Students prepare for a night of substance-free fun

Ashley Hughes

     Finally, the time is here seniors. After making it through the difficult high school years the senior class will finally wave goodbye to high school and head toward their futures. However, it doesn’t have to end here. For years, CPHS seniors have been celebrating graduation night at Project Graduation, an all night celebration for graduating seniors. This year, the annual festivities take place at Dave and Buster’s  June 5 at 10:30 PM and continue till 5:30 AM the following morning. The purpose of Project Graduation is to celebrate all of the seniors’ success in attaining that well-earned diploma. The party will include food, games, activities, prizes and much more.

     Project Graduation started in Maine in 1980, when eighteen people died during two graduation seasons due to alcohol related accidents. It was so popular that it spread among all fifty states. The name “Project Graduation” became a generic term for the substance -free and school sponsored parties that allow graduates to celebrate their success in a safe way.
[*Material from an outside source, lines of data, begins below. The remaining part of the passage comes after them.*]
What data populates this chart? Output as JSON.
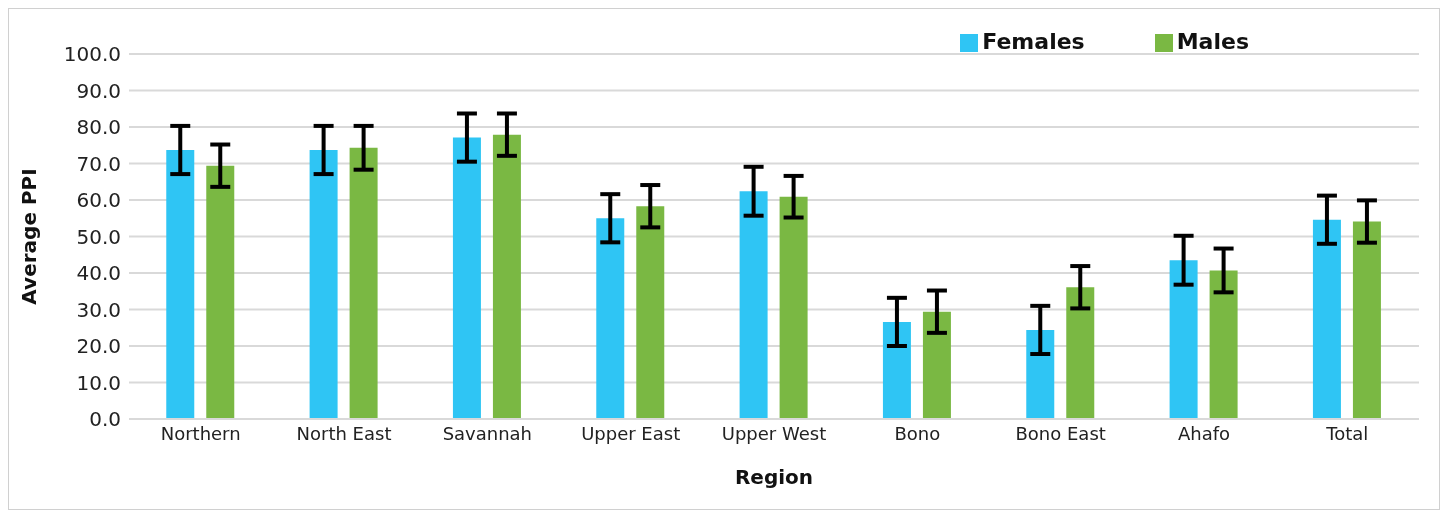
{
  "chart_data": {
    "type": "bar",
    "xlabel": "Region",
    "ylabel": "Average PPI",
    "categories": [
      "Northern",
      "North East",
      "Savannah",
      "Upper East",
      "Upper West",
      "Bono",
      "Bono East",
      "Ahafo",
      "Total"
    ],
    "series": [
      {
        "name": "Females",
        "color": "#2fc5f4",
        "values": [
          73.7,
          73.7,
          77.1,
          55.0,
          62.4,
          26.6,
          24.4,
          43.5,
          54.6
        ],
        "errors": [
          6.6,
          6.6,
          6.6,
          6.6,
          6.7,
          6.6,
          6.6,
          6.7,
          6.6
        ]
      },
      {
        "name": "Males",
        "color": "#7ab843",
        "values": [
          69.4,
          74.3,
          77.9,
          58.3,
          60.9,
          29.4,
          36.1,
          40.7,
          54.1
        ],
        "errors": [
          5.8,
          6.0,
          5.8,
          5.8,
          5.7,
          5.8,
          5.8,
          6.0,
          5.8
        ]
      }
    ],
    "ylim": [
      0,
      100
    ],
    "yticks": [
      {
        "value": 0,
        "label": "0.0"
      },
      {
        "value": 10,
        "label": "10.0"
      },
      {
        "value": 20,
        "label": "20.0"
      },
      {
        "value": 30,
        "label": "30.0"
      },
      {
        "value": 40,
        "label": "40.0"
      },
      {
        "value": 50,
        "label": "50.0"
      },
      {
        "value": 60,
        "label": "60.0"
      },
      {
        "value": 70,
        "label": "70.0"
      },
      {
        "value": 80,
        "label": "80.0"
      },
      {
        "value": 90,
        "label": "90.0"
      },
      {
        "value": 100,
        "label": "100.0"
      }
    ],
    "grid": "y",
    "legend": "top right"
  }
}
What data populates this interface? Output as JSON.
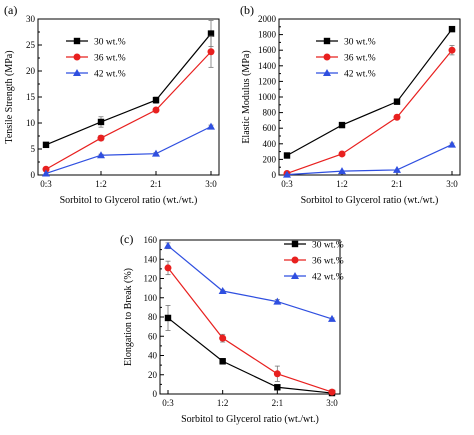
{
  "colors": {
    "black": "#000000",
    "red": "#e8201f",
    "blue": "#2f4fe0",
    "axis": "#000000"
  },
  "chart_data": [
    {
      "type": "line",
      "panel": "(a)",
      "xlabel": "Sorbitol to Glycerol ratio (wt./wt.)",
      "ylabel": "Tensile Strength (MPa)",
      "categories": [
        "0:3",
        "1:2",
        "2:1",
        "3:0"
      ],
      "ylim": [
        0,
        30
      ],
      "yticks": [
        0,
        5,
        10,
        15,
        20,
        25,
        30
      ],
      "legend_position": "top-left",
      "series": [
        {
          "name": "30 wt.%",
          "color": "#000000",
          "marker": "square",
          "values": [
            5.8,
            10.2,
            14.4,
            27.2
          ],
          "errors": [
            0,
            1.0,
            0.6,
            2.5
          ]
        },
        {
          "name": "36 wt.%",
          "color": "#e8201f",
          "marker": "circle",
          "values": [
            1.1,
            7.1,
            12.5,
            23.7
          ],
          "errors": [
            0,
            0.5,
            0.3,
            3.0
          ]
        },
        {
          "name": "42 wt.%",
          "color": "#2f4fe0",
          "marker": "triangle",
          "values": [
            0.3,
            3.8,
            4.1,
            9.3
          ],
          "errors": [
            0,
            0.2,
            0.2,
            0.3
          ]
        }
      ]
    },
    {
      "type": "line",
      "panel": "(b)",
      "xlabel": "Sorbitol to Glycerol ratio (wt./wt.)",
      "ylabel": "Elastic Modulus (MPa)",
      "categories": [
        "0:3",
        "1:2",
        "2:1",
        "3:0"
      ],
      "ylim": [
        0,
        2000
      ],
      "yticks": [
        0,
        200,
        400,
        600,
        800,
        1000,
        1200,
        1400,
        1600,
        1800,
        2000
      ],
      "legend_position": "top-left",
      "series": [
        {
          "name": "30 wt.%",
          "color": "#000000",
          "marker": "square",
          "values": [
            250,
            640,
            940,
            1870
          ],
          "errors": [
            0,
            0,
            15,
            30
          ]
        },
        {
          "name": "36 wt.%",
          "color": "#e8201f",
          "marker": "circle",
          "values": [
            20,
            270,
            740,
            1600
          ],
          "errors": [
            0,
            0,
            0,
            60
          ]
        },
        {
          "name": "42 wt.%",
          "color": "#2f4fe0",
          "marker": "triangle",
          "values": [
            5,
            50,
            65,
            390
          ],
          "errors": [
            0,
            0,
            0,
            20
          ]
        }
      ]
    },
    {
      "type": "line",
      "panel": "(c)",
      "xlabel": "Sorbitol to Glycerol ratio (wt./wt.)",
      "ylabel": "Elongation to Break (%)",
      "categories": [
        "0:3",
        "1:2",
        "2:1",
        "3:0"
      ],
      "ylim": [
        0,
        160
      ],
      "yticks": [
        0,
        20,
        40,
        60,
        80,
        100,
        120,
        140,
        160
      ],
      "legend_position": "top-right",
      "series": [
        {
          "name": "30 wt.%",
          "color": "#000000",
          "marker": "square",
          "values": [
            79,
            34,
            7,
            1
          ],
          "errors": [
            13,
            3,
            2,
            0
          ]
        },
        {
          "name": "36 wt.%",
          "color": "#e8201f",
          "marker": "circle",
          "values": [
            131,
            58,
            21,
            2
          ],
          "errors": [
            7,
            4,
            8,
            0
          ]
        },
        {
          "name": "42 wt.%",
          "color": "#2f4fe0",
          "marker": "triangle",
          "values": [
            154,
            107,
            96,
            78
          ],
          "errors": [
            3,
            1,
            2,
            1
          ]
        }
      ]
    }
  ]
}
     “Not all schools and communities have Grad Night Parties,” Cynthia LaBrake, President of the 2010 CPHS Project Graduation Board, said. “We are very fortunate in our community that so many adults, both parents and business owners, value and honor our graduates. The financial support we have gotten and the volunteer hours that have been committed are expressions of love and hope for the future.”
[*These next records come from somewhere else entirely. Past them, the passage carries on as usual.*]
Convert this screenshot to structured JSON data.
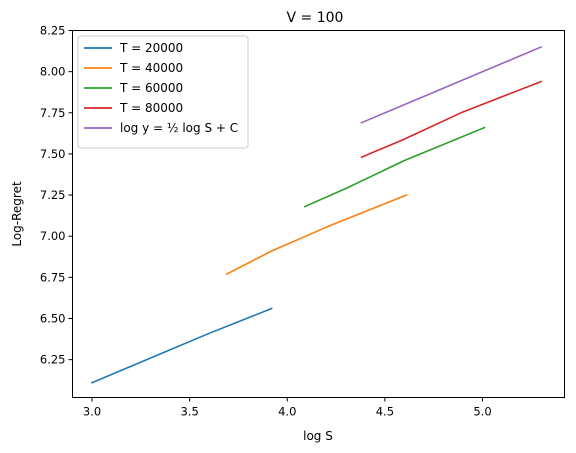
{
  "chart_data": {
    "type": "line",
    "title": "V = 100",
    "xlabel": "log S",
    "ylabel": "Log-Regret",
    "xlim": [
      2.9,
      5.42
    ],
    "ylim": [
      6.02,
      8.25
    ],
    "xticks": [
      {
        "value": 3.0,
        "label": "3.0"
      },
      {
        "value": 3.5,
        "label": "3.5"
      },
      {
        "value": 4.0,
        "label": "4.0"
      },
      {
        "value": 4.5,
        "label": "4.5"
      },
      {
        "value": 5.0,
        "label": "5.0"
      }
    ],
    "yticks": [
      {
        "value": 6.25,
        "label": "6.25"
      },
      {
        "value": 6.5,
        "label": "6.50"
      },
      {
        "value": 6.75,
        "label": "6.75"
      },
      {
        "value": 7.0,
        "label": "7.00"
      },
      {
        "value": 7.25,
        "label": "7.25"
      },
      {
        "value": 7.5,
        "label": "7.50"
      },
      {
        "value": 7.75,
        "label": "7.75"
      },
      {
        "value": 8.0,
        "label": "8.00"
      },
      {
        "value": 8.25,
        "label": "8.25"
      }
    ],
    "grid": false,
    "legend": "upper-left",
    "series": [
      {
        "name": "T = 20000",
        "color": "#1f77b4",
        "x": [
          3.0,
          3.3,
          3.6,
          3.92
        ],
        "y": [
          6.11,
          6.26,
          6.41,
          6.56
        ]
      },
      {
        "name": "T = 40000",
        "color": "#ff7f0e",
        "x": [
          3.69,
          3.92,
          4.21,
          4.61
        ],
        "y": [
          6.77,
          6.91,
          7.06,
          7.25
        ]
      },
      {
        "name": "T = 60000",
        "color": "#2ca02c",
        "x": [
          4.09,
          4.3,
          4.6,
          5.01
        ],
        "y": [
          7.18,
          7.29,
          7.46,
          7.66
        ]
      },
      {
        "name": "T = 80000",
        "color": "#d62728",
        "x": [
          4.38,
          4.6,
          4.89,
          5.3
        ],
        "y": [
          7.48,
          7.59,
          7.75,
          7.94
        ]
      },
      {
        "name": "log y = ½ log S + C",
        "color": "#9467bd",
        "x": [
          4.38,
          5.3
        ],
        "y": [
          7.69,
          8.15
        ]
      }
    ]
  }
}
     An elected group of parent volunteers have been working all year to prepare this night to be one to remember. Although it is free for the students, Project Graduation costs about 100 dollars per student to fund the party. This includes use of the venue, food, activities and the prizes. Prizes include an iPad, nineteen color televisions, an E-reader, a GPS, iPods, gift cards, a Vera Bradley gift set and many other surprise giveaways. Activities include a performing hypnotist, sumo wrestling, a Velcro-wall and pool tables. A DJ will provide a variety of music and a rave will take place for a part of the night. All grads will be given an e-card for unlimited games and can redeem their game tickets for Dave and Buster’s prizes. There will be a buffet open all night, and unlimited soft drinks will be provided. The money for all of these activities was raised by an army of parent and student volunteers.

     “It is quite an honor and a privilege to be the recipient of the grad night party,” LaBrake said. “The Project Grad Committee has the mission of providing a safe, free grad night party to every graduate who wants to attend. We are looking forward to extending our love and best wishes to all CPHS graduates by providing a fun, memorable and safe event.”
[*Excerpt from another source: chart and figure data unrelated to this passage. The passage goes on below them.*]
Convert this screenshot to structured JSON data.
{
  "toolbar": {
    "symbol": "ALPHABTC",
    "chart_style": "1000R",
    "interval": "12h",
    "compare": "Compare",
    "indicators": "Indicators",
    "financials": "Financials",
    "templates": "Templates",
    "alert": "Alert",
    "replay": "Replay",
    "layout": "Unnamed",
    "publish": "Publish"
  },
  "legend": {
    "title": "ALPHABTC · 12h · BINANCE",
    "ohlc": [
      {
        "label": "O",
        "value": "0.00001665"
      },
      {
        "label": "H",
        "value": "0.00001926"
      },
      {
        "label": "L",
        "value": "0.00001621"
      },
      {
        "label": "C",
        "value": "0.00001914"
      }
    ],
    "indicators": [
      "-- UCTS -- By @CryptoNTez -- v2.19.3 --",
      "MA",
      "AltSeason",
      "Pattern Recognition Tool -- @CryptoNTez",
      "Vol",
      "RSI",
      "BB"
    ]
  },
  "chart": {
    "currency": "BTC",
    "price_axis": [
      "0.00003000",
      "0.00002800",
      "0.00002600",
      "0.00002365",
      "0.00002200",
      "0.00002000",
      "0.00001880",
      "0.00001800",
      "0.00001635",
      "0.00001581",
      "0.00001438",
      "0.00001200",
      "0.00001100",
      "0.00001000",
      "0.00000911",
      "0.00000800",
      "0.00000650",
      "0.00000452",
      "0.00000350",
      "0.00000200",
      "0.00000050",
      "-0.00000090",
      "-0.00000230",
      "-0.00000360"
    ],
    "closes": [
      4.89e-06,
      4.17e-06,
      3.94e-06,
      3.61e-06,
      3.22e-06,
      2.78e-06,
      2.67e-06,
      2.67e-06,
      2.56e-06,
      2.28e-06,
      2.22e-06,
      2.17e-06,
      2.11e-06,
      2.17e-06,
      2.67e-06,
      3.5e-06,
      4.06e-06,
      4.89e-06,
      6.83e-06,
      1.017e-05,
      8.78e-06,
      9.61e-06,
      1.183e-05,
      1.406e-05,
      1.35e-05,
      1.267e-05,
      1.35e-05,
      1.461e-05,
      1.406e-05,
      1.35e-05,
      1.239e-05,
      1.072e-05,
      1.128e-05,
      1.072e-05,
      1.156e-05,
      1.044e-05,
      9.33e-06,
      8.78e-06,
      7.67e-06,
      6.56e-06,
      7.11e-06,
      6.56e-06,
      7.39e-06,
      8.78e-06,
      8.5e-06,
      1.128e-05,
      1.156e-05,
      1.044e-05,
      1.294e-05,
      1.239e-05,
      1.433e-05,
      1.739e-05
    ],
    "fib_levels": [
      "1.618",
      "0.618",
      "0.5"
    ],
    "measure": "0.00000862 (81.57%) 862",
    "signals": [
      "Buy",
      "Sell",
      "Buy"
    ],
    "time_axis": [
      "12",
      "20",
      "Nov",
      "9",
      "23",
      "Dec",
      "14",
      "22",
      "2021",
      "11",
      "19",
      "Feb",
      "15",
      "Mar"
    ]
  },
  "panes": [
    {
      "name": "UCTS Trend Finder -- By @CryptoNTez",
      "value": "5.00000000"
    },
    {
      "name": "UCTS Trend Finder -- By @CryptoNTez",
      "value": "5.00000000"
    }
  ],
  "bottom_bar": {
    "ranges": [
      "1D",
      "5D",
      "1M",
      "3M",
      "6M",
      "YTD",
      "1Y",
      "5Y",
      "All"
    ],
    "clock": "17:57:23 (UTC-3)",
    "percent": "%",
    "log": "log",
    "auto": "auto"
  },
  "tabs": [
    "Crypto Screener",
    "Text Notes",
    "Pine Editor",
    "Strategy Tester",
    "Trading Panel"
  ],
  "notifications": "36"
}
      Fund-raising has been going on all year so that all seniors will be able to attend. The Legacy Bricks fund-raiser allows seniors to purchase memorial bricks for the CPHS alumni circle in front of the school. The bricks include the graduate’s name and graduation year on them and will on sale for 50 dollars throughout May. Another fund- raiser is ‘baby photo May’ where senior parent’s paid fifteen dollars to have their senior’s baby picture displayed in the hall all month. Students and parents alike raised money for Project Graduation by providing and selling baked goods at the Holiday Bazaar in December. Also, parents have volunteered at the Cedar Park Center, giving their time so students can attend Project Graduation for free.

    Any graduating seniors who registered by turning in the proper paperwork by May 28 can attend for free.

     Students who will be attending can meet at Cedar Park High School by 11:00 p.m. at which time they will check in at the cafeteria. The buses will leave no later than 11:30, so be prompt. It is required that the graduates arrive to Dave and Buster’s by the buses that the school provides. No one can meet at Dave and Buster’s. Each student attending must show photo ID for admission and no guests will be allowed at The Project Grad Party.

     Keys, ID and all other personal items will be checked in during registration. Any extra items on your person will be confiscated until the end of the event, including cell phones. There will be phones available for use in case of emergency situations, and parents will be given the phone number of the chaperone in charge in case they need to reach the graduates while at the party.

     “There are many reasons that the items are collected,” LaBrake said. “The parents are responsible for everyone’s safety, so if you can bring some things and not other things, then students might hide something unsafe in a personal item. Another reason we collect everything is so that nothing will get lost. Finally, the focus of the party is not what’s going on outside the party, but rather what is going on inside the party. This is the last time you will see some of the people you have been in school with for thirteen years.”

     Graduates must not arrive under the influence, and are required to abstain from any drug or alcohol use throughout the event. Failure to remain substance free will result in parent notification and removal from the party. School rules and codes of conduct also apply, including zero tolerance policies. Seniors cannot leave early unless they are picked up by their parent or legal guardian and must have their early departures approved before the event.

     A special thanks goes out to the 2010 Project Graduation Board and Committees, and all the volunteers who donated their time and money to make this night possible.